"If you bring forth what is within you, what you bring forth will save you.If you do not bring forth what is within you, what you do not bring forth will destroy you."
I think, I hope, that each one of us has had moments or long stretches of time where this quote embodies our thoughts or feelings. For me, it's exactly right now. I'm nearing the end of my time here, at this particular first phase in this journey and so of course I'm wondering or recalling what I came here for and if I found it or achieved it and if there is anything I am supposed to be doing before I go. I don't know and I don't know are the answers but I also am not sure I care...

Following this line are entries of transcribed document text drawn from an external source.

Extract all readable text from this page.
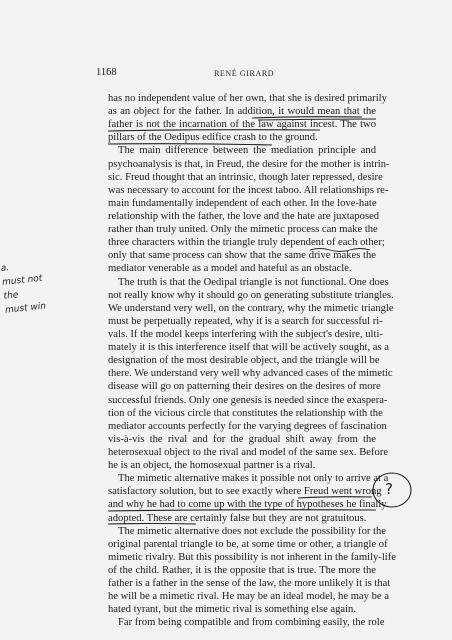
1168	RENÉ GIRARD
has no independent value of her own, that she is desired primarily
as an object for the father. In addition, it would mean that the
father is not the incarnation of the law against incest. The two
pillars of the Oedipus edifice crash to the ground.
The main difference between the mediation principle and
psychoanalysis is that, in Freud, the desire for the mother is intrin-
sic. Freud thought that an intrinsic, though later repressed, desire
was necessary to account for the incest taboo. All relationships re-
main fundamentally independent of each other. In the love-hate
relationship with the father, the love and the hate are juxtaposed
rather than truly united. Only the mimetic process can make the
three characters within the triangle truly dependent of each other;
only that same process can show that the same drive makes the
mediator venerable as a model and hateful as an obstacle.
The truth is that the Oedipal triangle is not functional. One does
not really know why it should go on generating substitute triangles.
We understand very well, on the contrary, why the mimetic triangle
must be perpetually repeated, why it is a search for successful ri-
vals. If the model keeps interfering with the subject's desire, ulti-
mately it is this interference itself that will be actively sought, as a
designation of the most desirable object, and the triangle will be
there. We understand very well why advanced cases of the mimetic
disease will go on patterning their desires on the desires of more
successful friends. Only one genesis is needed since the exaspera-
tion of the vicious circle that constitutes the relationship with the
mediator accounts perfectly for the varying degrees of fascination
vis-à-vis the rival and for the gradual shift away from the
heterosexual object to the rival and model of the same sex. Before
he is an object, the homosexual partner is a rival.
The mimetic alternative makes it possible not only to arrive at a
satisfactory solution, but to see exactly where Freud went wrong
and why he had to come up with the type of hypotheses he finally
adopted. These are certainly false but they are not gratuitous.
The mimetic alternative does not exclude the possibility for the
original parental triangle to be, at some time or other, a triangle of
mimetic rivalry. But this possibility is not inherent in the family-life
of the child. Rather, it is the opposite that is true. The more the
father is a father in the sense of the law, the more unlikely it is that
he will be a mimetic rival. He may be an ideal model, he may be a
hated tyrant, but the mimetic rival is something else again.
Far from being compatible and from combining easily, the role
a.
must not
the
must win
?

What I mean is, this experience has been deeply important, even if I can't define exactly why yet. None of us, or at least mostly none of us, ever take time to breathe. We don't take time to stop and to take care of ourselves and I hope I have done those things. Simply giving ourselves the space for breath and movement, and not just in the practice of yoga but in life, is such an easy thing to do and yet it can feel paralyzing. I feel a lot of pride and gratitude in having given myself that...
And yet, of course, there is the absolute insane restlessness that I feel too. What will I do next? Where will I live? Where will I work? Am I going to let myself have this year as I intended to have it, or will the anxiety of pushing toward the next thing and settling in to the next impossible to imagine phase be too all consuming? I am going back to New York for a few days before I move into the next month on Lake Champlain in the all familiar fall of apple pies and clear cold nights. And I'm scared of New York, I can't seem to leave it. It's a break-up and I keep going back to him over and over and I don't want to leave but I know it's the best thing for me. Though I can't help but think that it's the leaving that I need to bring forth what is within me... do you ever feel that way?

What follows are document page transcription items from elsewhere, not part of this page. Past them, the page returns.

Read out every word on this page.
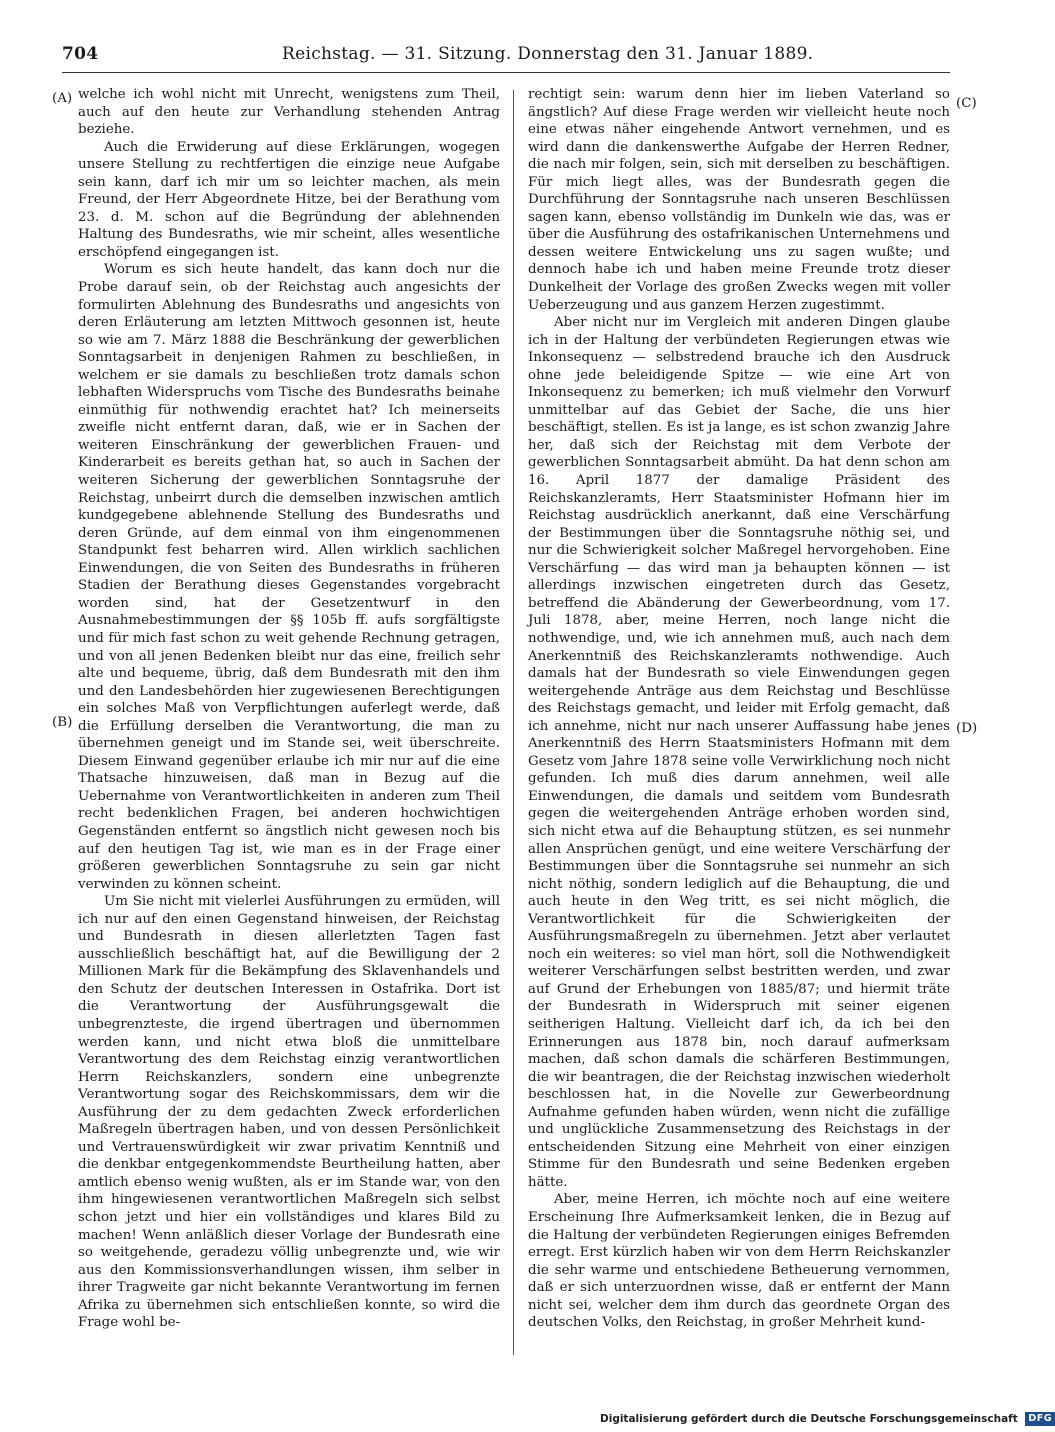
704	Reichstag. — 31. Sitzung. Donnerstag den 31. Januar 1889.
(A)
(B)
(C)
(D)

welche ich wohl nicht mit Unrecht, wenigstens zum Theil, auch auf den heute zur Verhandlung stehenden Antrag beziehe.

Auch die Erwiderung auf diese Erklärungen, wogegen unsere Stellung zu rechtfertigen die einzige neue Aufgabe sein kann, darf ich mir um so leichter machen, als mein Freund, der Herr Abgeordnete Hitze, bei der Berathung vom 23. d. M. schon auf die Begründung der ablehnenden Haltung des Bundesraths, wie mir scheint, alles wesentliche erschöpfend eingegangen ist.

Worum es sich heute handelt, das kann doch nur die Probe darauf sein, ob der Reichstag auch angesichts der formulirten Ablehnung des Bundesraths und angesichts von deren Erläuterung am letzten Mittwoch gesonnen ist, heute so wie am 7. März 1888 die Beschränkung der gewerblichen Sonntagsarbeit in denjenigen Rahmen zu beschließen, in welchem er sie damals zu beschließen trotz damals schon lebhaften Widerspruchs vom Tische des Bundesraths beinahe einmüthig für nothwendig erachtet hat? Ich meinerseits zweifle nicht entfernt daran, daß, wie er in Sachen der weiteren Einschränkung der gewerblichen Frauen- und Kinderarbeit es bereits gethan hat, so auch in Sachen der weiteren Sicherung der gewerblichen Sonntagsruhe der Reichstag, unbeirrt durch die demselben inzwischen amtlich kundgegebene ablehnende Stellung des Bundesraths und deren Gründe, auf dem einmal von ihm eingenommenen Standpunkt fest beharren wird. Allen wirklich sachlichen Einwendungen, die von Seiten des Bundesraths in früheren Stadien der Berathung dieses Gegenstandes vorgebracht worden sind, hat der Gesetzentwurf in den Ausnahmebestimmungen der §§ 105b ff. aufs sorgfältigste und für mich fast schon zu weit gehende Rechnung getragen, und von all jenen Bedenken bleibt nur das eine, freilich sehr alte und bequeme, übrig, daß dem Bundesrath mit den ihm und den Landesbehörden hier zugewiesenen Berechtigungen ein solches Maß von Verpflichtungen auferlegt werde, daß die Erfüllung derselben die Verantwortung, die man zu übernehmen geneigt und im Stande sei, weit überschreite. Diesem Einwand gegenüber erlaube ich mir nur auf die eine Thatsache hinzuweisen, daß man in Bezug auf die Uebernahme von Verantwortlichkeiten in anderen zum Theil recht bedenklichen Fragen, bei anderen hochwichtigen Gegenständen entfernt so ängstlich nicht gewesen noch bis auf den heutigen Tag ist, wie man es in der Frage einer größeren gewerblichen Sonntagsruhe zu sein gar nicht verwinden zu können scheint.

Um Sie nicht mit vielerlei Ausführungen zu ermüden, will ich nur auf den einen Gegenstand hinweisen, der Reichstag und Bundesrath in diesen allerletzten Tagen fast ausschließlich beschäftigt hat, auf die Bewilligung der 2 Millionen Mark für die Bekämpfung des Sklavenhandels und den Schutz der deutschen Interessen in Ostafrika. Dort ist die Verantwortung der Ausführungsgewalt die unbegrenzteste, die irgend übertragen und übernommen werden kann, und nicht etwa bloß die unmittelbare Verantwortung des dem Reichstag einzig verantwortlichen Herrn Reichskanzlers, sondern eine unbegrenzte Verantwortung sogar des Reichskommissars, dem wir die Ausführung der zu dem gedachten Zweck erforderlichen Maßregeln übertragen haben, und von dessen Persönlichkeit und Vertrauenswürdigkeit wir zwar privatim Kenntniß und die denkbar entgegenkommendste Beurtheilung hatten, aber amtlich ebenso wenig wußten, als er im Stande war, von den ihm hingewiesenen verantwortlichen Maßregeln sich selbst schon jetzt und hier ein vollständiges und klares Bild zu machen! Wenn anläßlich dieser Vorlage der Bundesrath eine so weitgehende, geradezu völlig unbegrenzte und, wie wir aus den Kommissionsverhandlungen wissen, ihm selber in ihrer Tragweite gar nicht bekannte Verantwortung im fernen Afrika zu übernehmen sich entschließen konnte, so wird die Frage wohl be-

rechtigt sein: warum denn hier im lieben Vaterland so ängstlich? Auf diese Frage werden wir vielleicht heute noch eine etwas näher eingehende Antwort vernehmen, und es wird dann die dankenswerthe Aufgabe der Herren Redner, die nach mir folgen, sein, sich mit derselben zu beschäftigen. Für mich liegt alles, was der Bundesrath gegen die Durchführung der Sonntagsruhe nach unseren Beschlüssen sagen kann, ebenso vollständig im Dunkeln wie das, was er über die Ausführung des ostafrikanischen Unternehmens und dessen weitere Entwickelung uns zu sagen wußte; und dennoch habe ich und haben meine Freunde trotz dieser Dunkelheit der Vorlage des großen Zwecks wegen mit voller Ueberzeugung und aus ganzem Herzen zugestimmt.

Aber nicht nur im Vergleich mit anderen Dingen glaube ich in der Haltung der verbündeten Regierungen etwas wie Inkonsequenz — selbstredend brauche ich den Ausdruck ohne jede beleidigende Spitze — wie eine Art von Inkonsequenz zu bemerken; ich muß vielmehr den Vorwurf unmittelbar auf das Gebiet der Sache, die uns hier beschäftigt, stellen. Es ist ja lange, es ist schon zwanzig Jahre her, daß sich der Reichstag mit dem Verbote der gewerblichen Sonntagsarbeit abmüht. Da hat denn schon am 16. April 1877 der damalige Präsident des Reichskanzleramts, Herr Staatsminister Hofmann hier im Reichstag ausdrücklich anerkannt, daß eine Verschärfung der Bestimmungen über die Sonntagsruhe nöthig sei, und nur die Schwierigkeit solcher Maßregel hervorgehoben. Eine Verschärfung — das wird man ja behaupten können — ist allerdings inzwischen eingetreten durch das Gesetz, betreffend die Abänderung der Gewerbeordnung, vom 17. Juli 1878, aber, meine Herren, noch lange nicht die nothwendige, und, wie ich annehmen muß, auch nach dem Anerkenntniß des Reichskanzleramts nothwendige. Auch damals hat der Bundesrath so viele Einwendungen gegen weitergehende Anträge aus dem Reichstag und Beschlüsse des Reichstags gemacht, und leider mit Erfolg gemacht, daß ich annehme, nicht nur nach unserer Auffassung habe jenes Anerkenntniß des Herrn Staatsministers Hofmann mit dem Gesetz vom Jahre 1878 seine volle Verwirklichung noch nicht gefunden. Ich muß dies darum annehmen, weil alle Einwendungen, die damals und seitdem vom Bundesrath gegen die weitergehenden Anträge erhoben worden sind, sich nicht etwa auf die Behauptung stützen, es sei nunmehr allen Ansprüchen genügt, und eine weitere Verschärfung der Bestimmungen über die Sonntagsruhe sei nunmehr an sich nicht nöthig, sondern lediglich auf die Behauptung, die und auch heute in den Weg tritt, es sei nicht möglich, die Verantwortlichkeit für die Schwierigkeiten der Ausführungsmaßregeln zu übernehmen. Jetzt aber verlautet noch ein weiteres: so viel man hört, soll die Nothwendigkeit weiterer Verschärfungen selbst bestritten werden, und zwar auf Grund der Erhebungen von 1885/87; und hiermit träte der Bundesrath in Widerspruch mit seiner eigenen seitherigen Haltung. Vielleicht darf ich, da ich bei den Erinnerungen aus 1878 bin, noch darauf aufmerksam machen, daß schon damals die schärferen Bestimmungen, die wir beantragen, die der Reichstag inzwischen wiederholt beschlossen hat, in die Novelle zur Gewerbeordnung Aufnahme gefunden haben würden, wenn nicht die zufällige und unglückliche Zusammensetzung des Reichstags in der entscheidenden Sitzung eine Mehrheit von einer einzigen Stimme für den Bundesrath und seine Bedenken ergeben hätte.

Aber, meine Herren, ich möchte noch auf eine weitere Erscheinung Ihre Aufmerksamkeit lenken, die in Bezug auf die Haltung der verbündeten Regierungen einiges Befremden erregt. Erst kürzlich haben wir von dem Herrn Reichskanzler die sehr warme und entschiedene Betheuerung vernommen, daß er sich unterzuordnen wisse, daß er entfernt der Mann nicht sei, welcher dem ihm durch das geordnete Organ des deutschen Volks, den Reichstag, in großer Mehrheit kund-

Digitalisierung gefördert durch die Deutsche Forschungsgemeinschaft DFG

( I don't know if that question is rhetorical or not, I'd love if you answered it, but I certainly can't... and speaking of, thank you to those of you who are reading and especially those of you who are sending me gorgeous messages and comments. The love feels good.)
3 comments:
Heather, I think it was Rilke who said "live the questions first." Good advice for those who are searching and wonder what for or where the journey will take them...It takes courage to do what you're doing and so few have that courage.

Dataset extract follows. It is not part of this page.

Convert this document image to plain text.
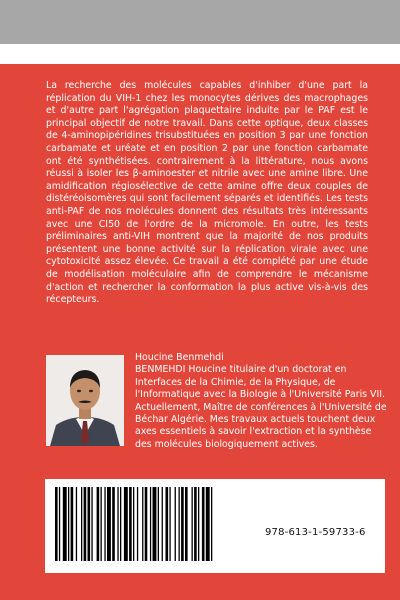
La recherche des molécules capables d'inhiber d'une part la réplication du VIH-1 chez les monocytes dérives des macrophages et d'autre part l'agrégation plaquettaire induite par le PAF est le principal objectif de notre travail. Dans cette optique, deux classes de 4-aminopipéridines trisubstituées en position 3 par une fonction carbamate et uréate et en position 2 par une fonction carbamate ont été synthétisées. contrairement à la littérature, nous avons réussi à isoler les β-aminoester et nitrile avec une amine libre. Une amidification régiosélective de cette amine offre deux couples de distéréoisomères qui sont facilement séparés et identifiés. Les tests anti-PAF de nos molécules donnent des résultats très intéressants avec une CI50 de l'ordre de la micromole. En outre, les tests préliminaires anti-VIH montrent que la majorité de nos produits présentent une bonne activité sur la réplication virale avec une cytotoxicité assez élevée. Ce travail a été complété par une étude de modélisation moléculaire afin de comprendre le mécanisme d'action et rechercher la conformation la plus active vis-à-vis des récepteurs.

Houcine Benmehdi

BENMEHDI Houcine titulaire d'un doctorat en Interfaces de la Chimie, de la Physique, de l'Informatique avec la Biologie à l'Université Paris VII. Actuellement, Maître de conférences à l'Université de Béchar Algérie. Mes travaux actuels touchent deux axes essentiels à savoir l'extraction et la synthèse des molécules biologiquement actives.

978-613-1-59733-6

Great post on the quiet moments that are a constant part of change. Once the dramatic choice is made, you then have to live with (and often question) the decision again and again. Made me tear up remembering my first year out of NYC and how exciting, anxious and hard it was. xo
Barry, we just need to let go of needing the answers, that is where Im working! Katie, my first MONTH out of NYC is so hard... but its good, right?